See Also: “The Profession that is EMS” – And then please come back, I’m getting to a point soon, I promise.

These people in other industries that hold EMS credentials and have maintained them since leaving a full-time EMS job, downsizing to a part-time or volunteer only role, or have never worked full-time but are credentialed volunteers are losing their jobs. I know five licensed EMTs that worked good-paying jobs in other industries that lost their jobs to layoffs or outright closings.

Newsflash to some: These people view their EMS certifications as marketable credentials on their resumes. They are applying for EMS jobs in droves. For the first ten years of my career there had always been a paramedic shortage. The rules have changed, and people are flocking to open EMS positions in droves. The paramedic shortage has ended. This is a game-changer. Where in the past, dismal compensation for EMS people had at least been buoyed by the law of supply and demand pushing wages higher in the face of a limited workforce, the future does not look like it will have the same rules.

Does this kill our wages? Does the coming overabundance of EMS people drastically lower our wages, making our jobs truly “a-dime-a-dozen”? Look at all of the minimum wage positions you know. They all share one thing in common: low barriers to entry. McDonalds’ Restaurants employ people whose only qualifications are a nice smile and/or the ability to get to work on time. They make minimum wage. Our industry’s barrier to entry? An 8 week EMT-B class. Paramedic school is much harder and longer, but is certainly achievable by someone who could manage a restaurant or do some other like job with the requisite cognitive abilities. People see our industry as stable and almost recession-proof because people will always become ill and get injured. They’re right… but it’s no fun if we’re making as much as the guy who flips our hamburgers.

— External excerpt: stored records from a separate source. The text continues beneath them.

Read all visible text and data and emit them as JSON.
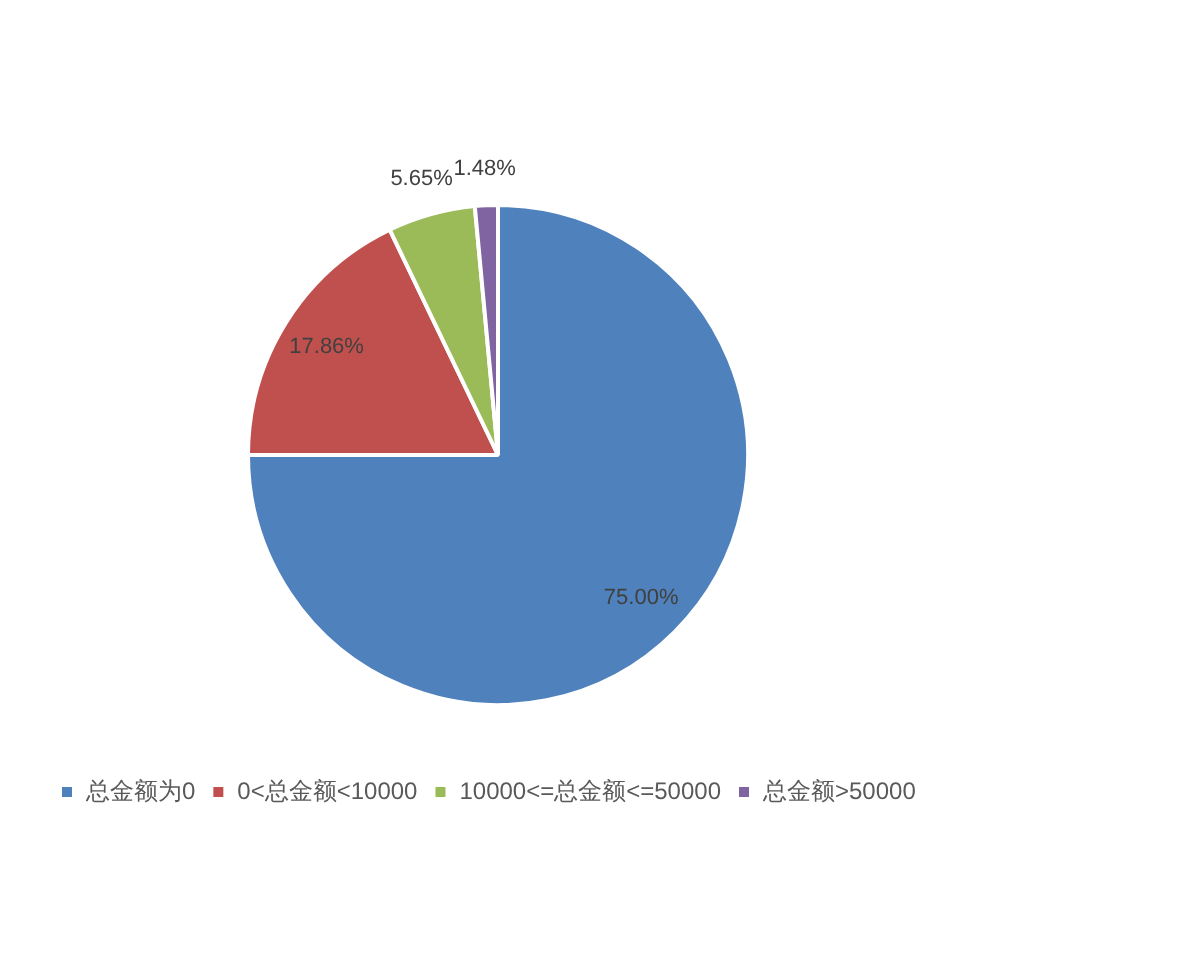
{
  "chart_data": {
    "type": "pie",
    "categories": [
      "总金额为0",
      "0<总金额<10000",
      "10000<=总金额<=50000",
      "总金额>50000"
    ],
    "values": [
      75.0,
      17.86,
      5.65,
      1.48
    ],
    "colors": [
      "#4f81bd",
      "#c0504d",
      "#9bbb59",
      "#8064a2"
    ],
    "value_labels": [
      "75.00%",
      "17.86%",
      "5.65%",
      "1.48%"
    ],
    "legend": "bottom left"
  }
}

Don’t panic. As the eternal optimist I actually see a benefit to the above. While our wages could drastically deflate overnight (not that they could go much lower), there is a big potential for benefit here. The people who have stayed in the profession have generally been able to do so for a few reasons: They were promoted into a management role that pays better than the Street Medics make. They bought and/or founded a service and make income off of company profits. Or, they just aren’t cut out to do anything else in life for um, whatever reason. These people are who are running the industry in most areas of the country folks, and some of them are intelligent, dedicated, and consummate professionals who truly care and strive for excellence. Some of them are the other kind. Who do you know more of?

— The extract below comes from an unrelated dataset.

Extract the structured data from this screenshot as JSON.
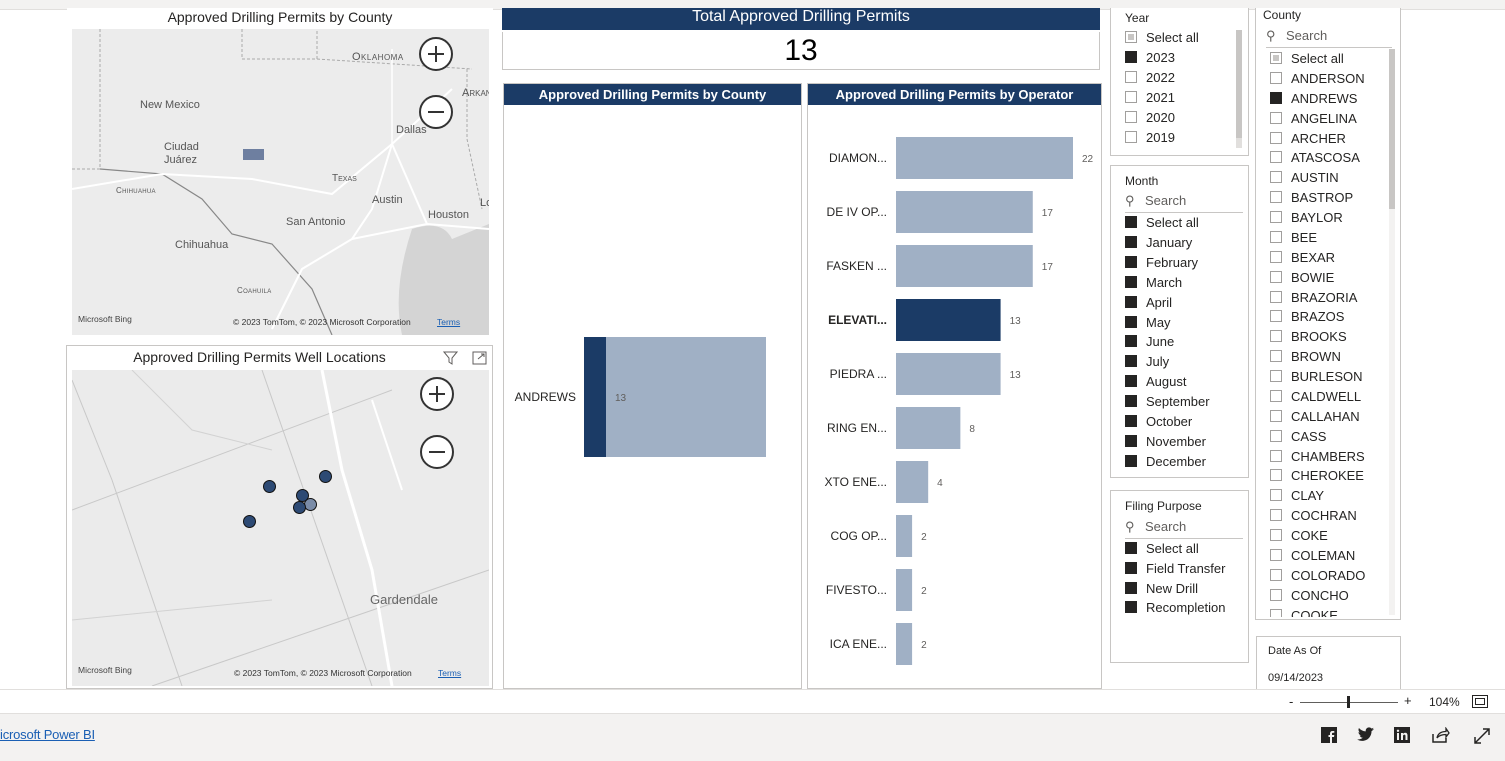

When people who have deep experience in other industries, have solid educational credentials, and have experience and knowledge regarding how business really works reenter the profession and find the current state of EMS I’m willing to bet they get mad. Then, I’ll bet that they begin to work to change it. These returning EMS people have the potential to breathe new life into a stagnating profession. Their ideas gained from experience in other areas will bring vibrancy and rejuvenation to an industry ran by people whose only qualifications and ideas come from EMS classes.

Folks, this is our “Bailout” and it brings me a combined sense of terror and optimism (“Terroptimism” Hey! I coined a phrase!). No matter what happens, I never see the collapse of EMS in our future. We’re vital and are ingrained into the fabric of our society. There may be dark times ahead, but it is always darkest before the dawn.

I see a coming renaissance. How about you?